Results in Chemistry (Jan 2024)
Machine learning to identify structural motifs in asphaltenes
Abstract
Asphaltenes are organic compounds that aggregate in crude oil with two dominant molecular architectures: archipelago and continental. Continental architectures possess a single uniform island structure composed of aromatic rings in contrast to archipelago architectures with aromatic cores interconnected through aliphatic chains. The structural composition of asphaltenes varies globally due to geographical differences, posing challenges in their classification due to a lack of uniformity. This study is the first known exploration of using image-based supervised machine learning, particularly the ResNet-50 neural network, for the binary classification of asphaltenes into continental and archipelago motifs. 255 continental and archipelago models underwent structural augmentations to create a sample size of 1,530 asphaltene structures that is robust enough for accurate results in both the training and testing portions of the machine learning. These augmentations included the repeated addition of carbons until a complete pentane chain was added to a specified carbon on each asphaltene structure. Using Mathematica, supervised ResNet-50 image-based classification was used on both original and augmented structure datasets to classify as either archipelago or continental.
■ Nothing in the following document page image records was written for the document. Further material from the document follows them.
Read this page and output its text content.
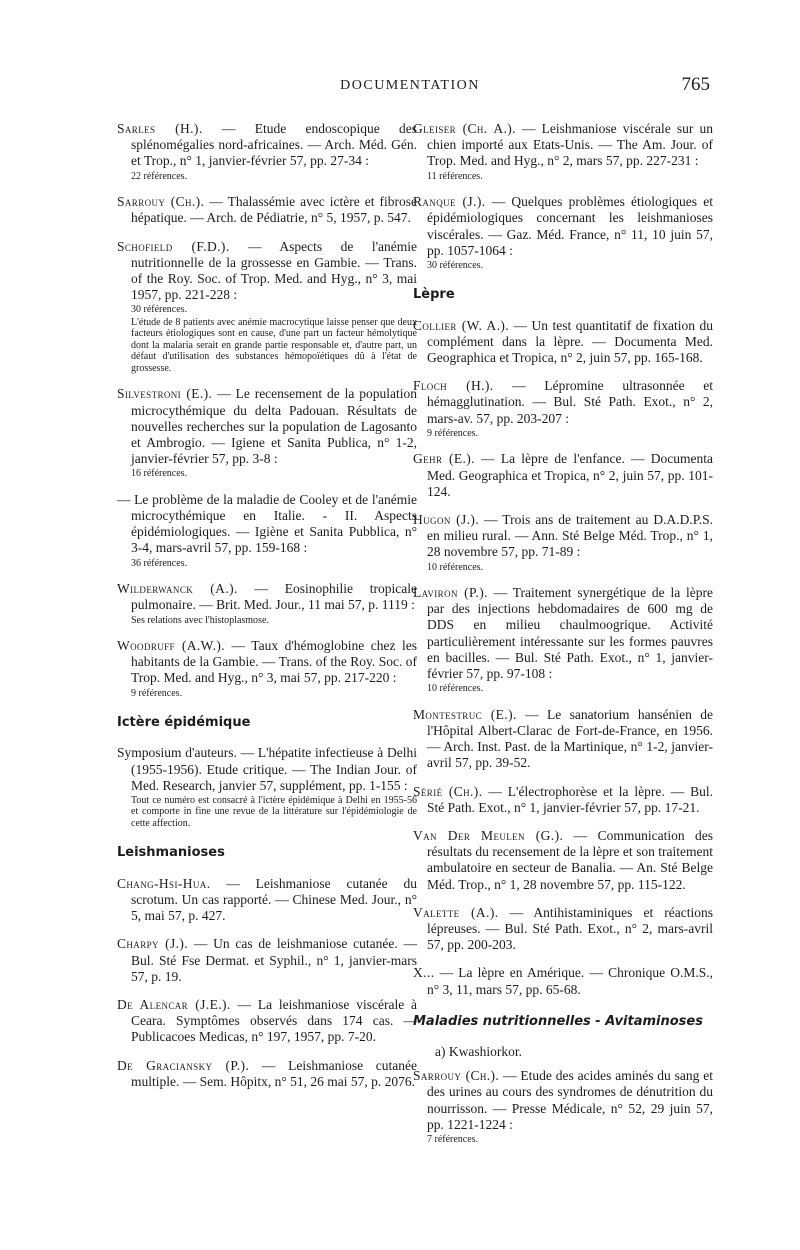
DOCUMENTATION	765
Sarles (H.). — Etude endoscopique des splénomégalies nord-africaines. — Arch. Méd. Gén. et Trop., n° 1, janvier-février 57, pp. 27-34 :
22 références.
Sarrouy (Ch.). — Thalassémie avec ictère et fibrose hépatique. — Arch. de Pédiatrie, n° 5, 1957, p. 547.
Schofield (F.D.). — Aspects de l'anémie nutritionnelle de la grossesse en Gambie. — Trans. of the Roy. Soc. of Trop. Med. and Hyg., n° 3, mai 1957, pp. 221-228 :
30 références.
L'étude de 8 patients avec anémie macrocytique laisse penser que deux facteurs étiologiques sont en cause, d'une part un facteur hémolytique dont la malaria serait en grande partie responsable et, d'autre part, un défaut d'utilisation des substances hémopoïétiques dû à l'état de grossesse.
Silvestroni (E.). — Le recensement de la population microcythémique du delta Padouan. Résultats de nouvelles recherches sur la population de Lagosanto et Ambrogio. — Igiene et Sanita Publica, n° 1-2, janvier-février 57, pp. 3-8 :
16 références.
— Le problème de la maladie de Cooley et de l'anémie microcythémique en Italie. - II. Aspects épidémiologiques. — Igiène et Sanita Pubblica, n° 3-4, mars-avril 57, pp. 159-168 :
36 références.
Wilderwanck (A.). — Eosinophilie tropicale pulmonaire. — Brit. Med. Jour., 11 mai 57, p. 1119 :
Ses relations avec l'histoplasmose.
Woodruff (A.W.). — Taux d'hémoglobine chez les habitants de la Gambie. — Trans. of the Roy. Soc. of Trop. Med. and Hyg., n° 3, mai 57, pp. 217-220 :
9 références.
Ictère épidémique
Symposium d'auteurs. — L'hépatite infectieuse à Delhi (1955-1956). Etude critique. — The Indian Jour. of Med. Research, janvier 57, supplément, pp. 1-155 :
Tout ce numéro est consacré à l'ictère épidémique à Delhi en 1955-56 et comporte in fine une revue de la littérature sur l'épidémiologie de cette affection.
Leishmanioses
Chang-Hsi-Hua. — Leishmaniose cutanée du scrotum. Un cas rapporté. — Chinese Med. Jour., n° 5, mai 57, p. 427.
Charpy (J.). — Un cas de leishmaniose cutanée. — Bul. Sté Fse Dermat. et Syphil., n° 1, janvier-mars 57, p. 19.
De Alencar (J.E.). — La leishmaniose viscérale à Ceara. Symptômes observés dans 174 cas. — Publicacoes Medicas, n° 197, 1957, pp. 7-20.
De Graciansky (P.). — Leishmaniose cutanée multiple. — Sem. Hôpitx, n° 51, 26 mai 57, p. 2076.
Gleiser (Ch. A.). — Leishmaniose viscérale sur un chien importé aux Etats-Unis. — The Am. Jour. of Trop. Med. and Hyg., n° 2, mars 57, pp. 227-231 :
11 références.
Ranque (J.). — Quelques problèmes étiologiques et épidémiologiques concernant les leishmanioses viscérales. — Gaz. Méd. France, n° 11, 10 juin 57, pp. 1057-1064 :
30 références.
Lèpre
Collier (W. A.). — Un test quantitatif de fixation du complément dans la lèpre. — Documenta Med. Geographica et Tropica, n° 2, juin 57, pp. 165-168.
Floch (H.). — Lépromine ultrasonnée et hémagglutination. — Bul. Sté Path. Exot., n° 2, mars-av. 57, pp. 203-207 :
9 références.
Gehr (E.). — La lèpre de l'enfance. — Documenta Med. Geographica et Tropica, n° 2, juin 57, pp. 101-124.
Hugon (J.). — Trois ans de traitement au D.A.D.P.S. en milieu rural. — Ann. Sté Belge Méd. Trop., n° 1, 28 novembre 57, pp. 71-89 :
10 références.
Laviron (P.). — Traitement synergétique de la lèpre par des injections hebdomadaires de 600 mg de DDS en milieu chaulmoogrique. Activité particulièrement intéressante sur les formes pauvres en bacilles. — Bul. Sté Path. Exot., n° 1, janvier-février 57, pp. 97-108 :
10 références.
Montestruc (E.). — Le sanatorium hansénien de l'Hôpital Albert-Clarac de Fort-de-France, en 1956. — Arch. Inst. Past. de la Martinique, n° 1-2, janvier-avril 57, pp. 39-52.
Sérié (Ch.). — L'électrophorèse et la lèpre. — Bul. Sté Path. Exot., n° 1, janvier-février 57, pp. 17-21.
Van Der Meulen (G.). — Communication des résultats du recensement de la lèpre et son traitement ambulatoire en secteur de Banalia. — An. Sté Belge Méd. Trop., n° 1, 28 novembre 57, pp. 115-122.
Valette (A.). — Antihistaminiques et réactions lépreuses. — Bul. Sté Path. Exot., n° 2, mars-avril 57, pp. 200-203.
X... — La lèpre en Amérique. — Chronique O.M.S., n° 3, 11, mars 57, pp. 65-68.
Maladies nutritionnelles - Avitaminoses
a) Kwashiorkor.
Sarrouy (Ch.). — Etude des acides aminés du sang et des urines au cours des syndromes de dénutrition du nourrisson. — Presse Médicale, n° 52, 29 juin 57, pp. 1221-1224 :
7 références.
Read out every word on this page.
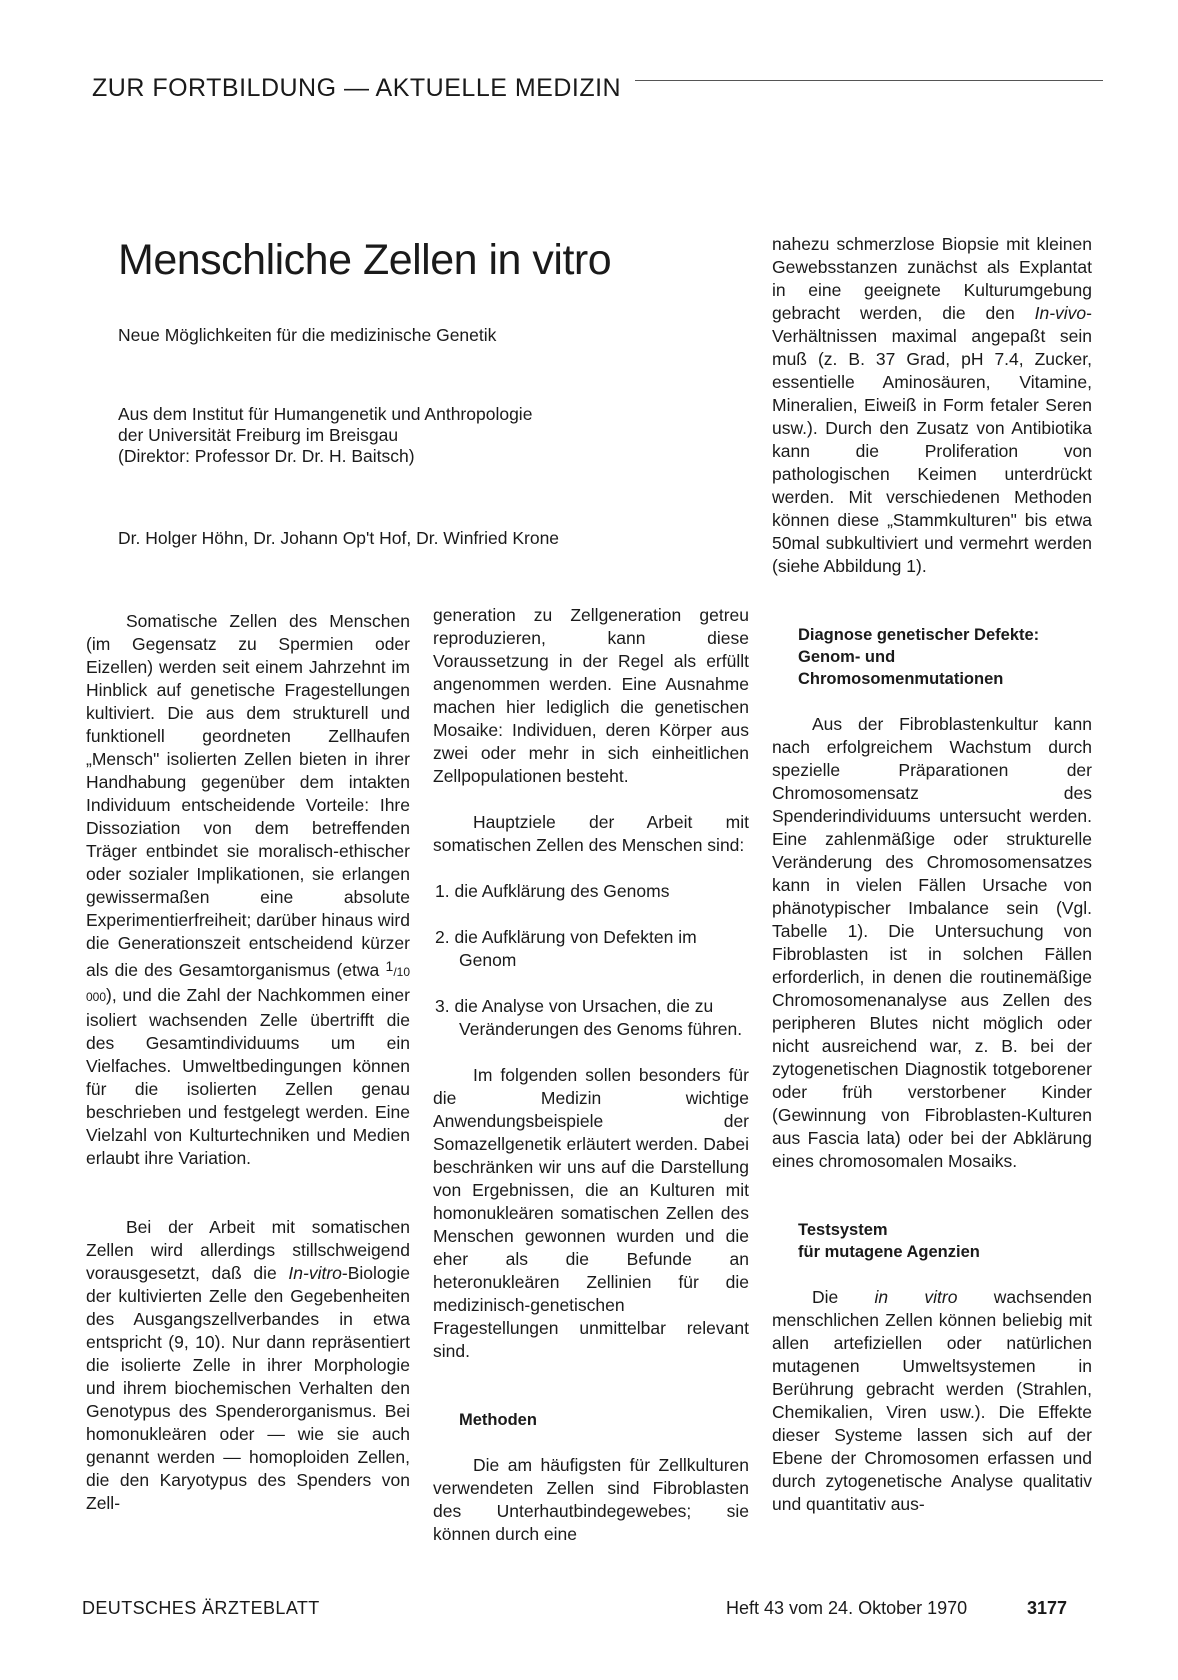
ZUR FORTBILDUNG — AKTUELLE MEDIZIN
Menschliche Zellen in vitro
Neue Möglichkeiten für die medizinische Genetik
Aus dem Institut für Humangenetik und Anthropologie
der Universität Freiburg im Breisgau
(Direktor: Professor Dr. Dr. H. Baitsch)
Dr. Holger Höhn, Dr. Johann Op't Hof, Dr. Winfried Krone

Somatische Zellen des Menschen (im Gegensatz zu Spermien oder Eizellen) werden seit einem Jahrzehnt im Hinblick auf genetische Fragestellungen kultiviert. Die aus dem strukturell und funktionell geordneten Zellhaufen „Mensch" isolierten Zellen bieten in ihrer Handhabung gegenüber dem intakten Individuum entscheidende Vorteile: Ihre Dissoziation von dem betreffenden Träger entbindet sie moralisch-ethischer oder sozialer Implikationen, sie erlangen gewissermaßen eine absolute Experimentierfreiheit; darüber hinaus wird die Generationszeit entscheidend kürzer als die des Gesamtorganismus (etwa $^1$/10 000), und die Zahl der Nachkommen einer isoliert wachsenden Zelle übertrifft die des Gesamtindividuums um ein Vielfaches. Umweltbedingungen können für die isolierten Zellen genau beschrieben und festgelegt werden. Eine Vielzahl von Kulturtechniken und Medien erlaubt ihre Variation.

Bei der Arbeit mit somatischen Zellen wird allerdings stillschweigend vorausgesetzt, daß die In-vitro-Biologie der kultivierten Zelle den Gegebenheiten des Ausgangszellverbandes in etwa entspricht (9, 10). Nur dann repräsentiert die isolierte Zelle in ihrer Morphologie und ihrem biochemischen Verhalten den Genotypus des Spenderorganismus. Bei homonukleären oder — wie sie auch genannt werden — homoploiden Zellen, die den Karyotypus des Spenders von Zell-

generation zu Zellgeneration getreu reproduzieren, kann diese Voraussetzung in der Regel als erfüllt angenommen werden. Eine Ausnahme machen hier lediglich die genetischen Mosaike: Individuen, deren Körper aus zwei oder mehr in sich einheitlichen Zellpopulationen besteht.

Hauptziele der Arbeit mit somatischen Zellen des Menschen sind:

1. die Aufklärung des Genoms

2. die Aufklärung von Defekten im Genom

3. die Analyse von Ursachen, die zu Veränderungen des Genoms führen.

Im folgenden sollen besonders für die Medizin wichtige Anwendungsbeispiele der Somazellgenetik erläutert werden. Dabei beschränken wir uns auf die Darstellung von Ergebnissen, die an Kulturen mit homonukleären somatischen Zellen des Menschen gewonnen wurden und die eher als die Befunde an heteronukleären Zellinien für die medizinisch-genetischen Fragestellungen unmittelbar relevant sind.

Methoden

Die am häufigsten für Zellkulturen verwendeten Zellen sind Fibroblasten des Unterhautbindegewebes; sie können durch eine

nahezu schmerzlose Biopsie mit kleinen Gewebsstanzen zunächst als Explantat in eine geeignete Kulturumgebung gebracht werden, die den In-vivo-Verhältnissen maximal angepaßt sein muß (z. B. 37 Grad, pH 7.4, Zucker, essentielle Aminosäuren, Vitamine, Mineralien, Eiweiß in Form fetaler Seren usw.). Durch den Zusatz von Antibiotika kann die Proliferation von pathologischen Keimen unterdrückt werden. Mit verschiedenen Methoden können diese „Stammkulturen" bis etwa 50mal subkultiviert und vermehrt werden (siehe Abbildung 1).

Diagnose genetischer Defekte:
Genom- und
Chromosomenmutationen

Aus der Fibroblastenkultur kann nach erfolgreichem Wachstum durch spezielle Präparationen der Chromosomensatz des Spenderindividuums untersucht werden. Eine zahlenmäßige oder strukturelle Veränderung des Chromosomensatzes kann in vielen Fällen Ursache von phänotypischer Imbalance sein (Vgl. Tabelle 1). Die Untersuchung von Fibroblasten ist in solchen Fällen erforderlich, in denen die routinemäßige Chromosomenanalyse aus Zellen des peripheren Blutes nicht möglich oder nicht ausreichend war, z. B. bei der zytogenetischen Diagnostik totgeborener oder früh verstorbener Kinder (Gewinnung von Fibroblasten-Kulturen aus Fascia lata) oder bei der Abklärung eines chromosomalen Mosaiks.

Testsystem
für mutagene Agenzien

Die in vitro wachsenden menschlichen Zellen können beliebig mit allen artefiziellen oder natürlichen mutagenen Umweltsystemen in Berührung gebracht werden (Strahlen, Chemikalien, Viren usw.). Die Effekte dieser Systeme lassen sich auf der Ebene der Chromosomen erfassen und durch zytogenetische Analyse qualitativ und quantitativ aus-

DEUTSCHES ÄRZTEBLATT	Heft 43 vom 24. Oktober 1970	3177
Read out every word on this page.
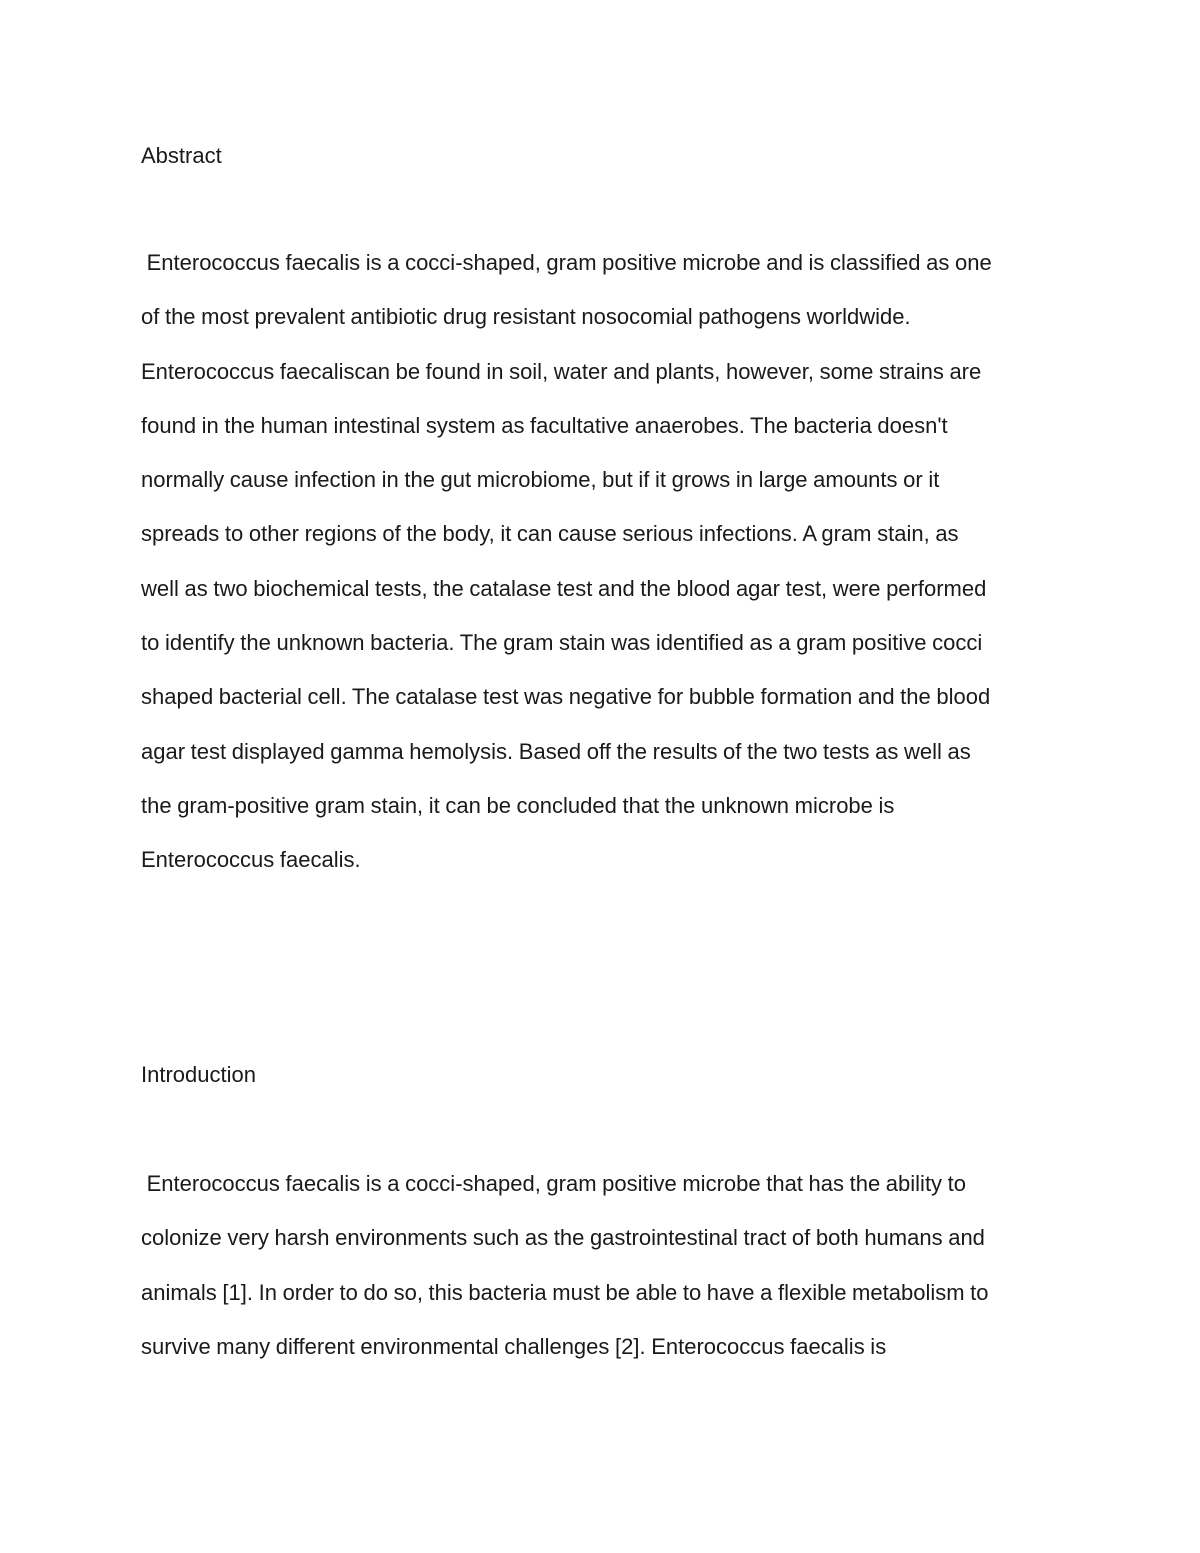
Abstract
Enterococcus faecalis is a cocci-shaped, gram positive microbe and is classified as one
of the most prevalent antibiotic drug resistant nosocomial pathogens worldwide.
Enterococcus faecaliscan be found in soil, water and plants, however, some strains are
found in the human intestinal system as facultative anaerobes. The bacteria doesn't
normally cause infection in the gut microbiome, but if it grows in large amounts or it
spreads to other regions of the body, it can cause serious infections. A gram stain, as
well as two biochemical tests, the catalase test and the blood agar test, were performed
to identify the unknown bacteria. The gram stain was identified as a gram positive cocci
shaped bacterial cell. The catalase test was negative for bubble formation and the blood
agar test displayed gamma hemolysis. Based off the results of the two tests as well as
the gram-positive gram stain, it can be concluded that the unknown microbe is
Enterococcus faecalis.
Introduction
Enterococcus faecalis is a cocci-shaped, gram positive microbe that has the ability to
colonize very harsh environments such as the gastrointestinal tract of both humans and
animals [1]. In order to do so, this bacteria must be able to have a flexible metabolism to
survive many different environmental challenges [2]. Enterococcus faecalis is
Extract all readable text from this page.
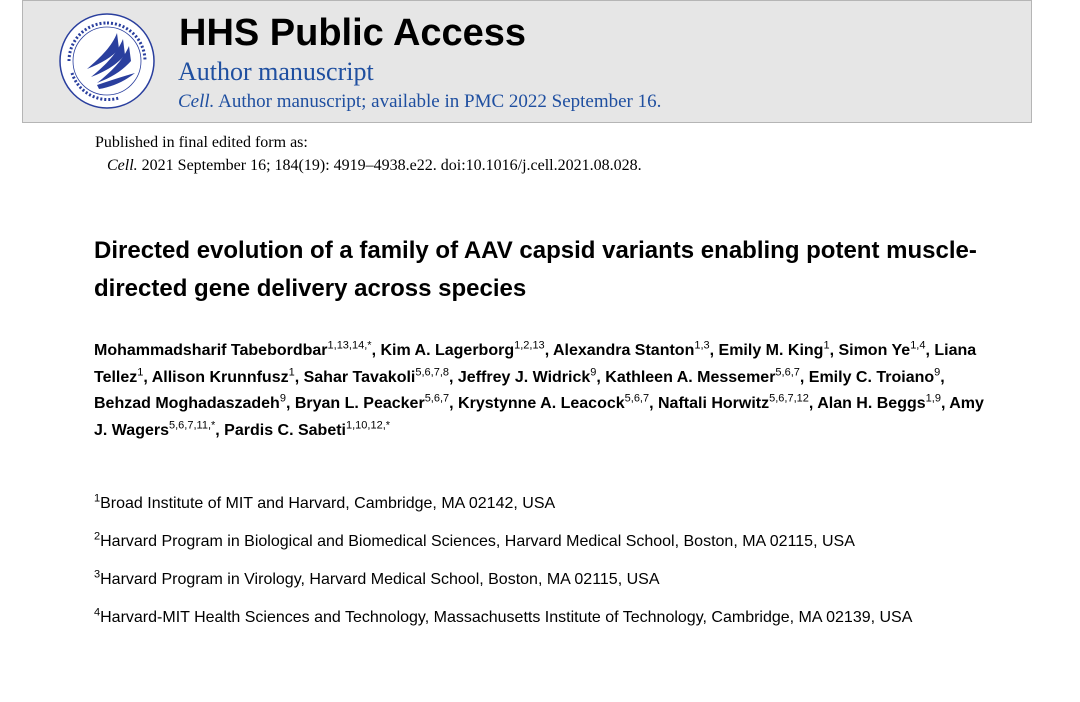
HHS Public Access
Author manuscript
Cell. Author manuscript; available in PMC 2022 September 16.
Published in final edited form as:
Cell. 2021 September 16; 184(19): 4919–4938.e22. doi:10.1016/j.cell.2021.08.028.
Directed evolution of a family of AAV capsid variants enabling potent muscle-directed gene delivery across species

Mohammadsharif Tabebordbar$^{1,13,14,*}$, Kim A. Lagerborg$^{1,2,13}$, Alexandra Stanton$^{1,3}$, Emily M. King$^1$, Simon Ye$^{1,4}$, Liana Tellez$^1$, Allison Krunnfusz$^1$, Sahar Tavakoli$^{5,6,7,8}$, Jeffrey J. Widrick$^9$, Kathleen A. Messemer$^{5,6,7}$, Emily C. Troiano$^9$, Behzad Moghadaszadeh$^9$, Bryan L. Peacker$^{5,6,7}$, Krystynne A. Leacock$^{5,6,7}$, Naftali Horwitz$^{5,6,7,12}$, Alan H. Beggs$^{1,9}$, Amy J. Wagers$^{5,6,7,11,*}$, Pardis C. Sabeti$^{1,10,12,*}$

$^1$Broad Institute of MIT and Harvard, Cambridge, MA 02142, USA

$^2$Harvard Program in Biological and Biomedical Sciences, Harvard Medical School, Boston, MA 02115, USA

$^3$Harvard Program in Virology, Harvard Medical School, Boston, MA 02115, USA

$^4$Harvard-MIT Health Sciences and Technology, Massachusetts Institute of Technology, Cambridge, MA 02139, USA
The classification was also implemented using topological similarity searching for association between atoms and the distance between them for further molecule identification. This study demonstrates the surprising effectiveness of image-based classification compared to traditional topological feature-based methods. Our results reveal that deep learning techniques, especially image-based approaches, provide novel and insightful ways to differentiate complex molecular structures like asphaltenes, challenging the traditional reliance on topological features alone. This research opens new avenues in chemical analysis and molecular characterization, highlighting the potential of machine learning in complex molecular systems.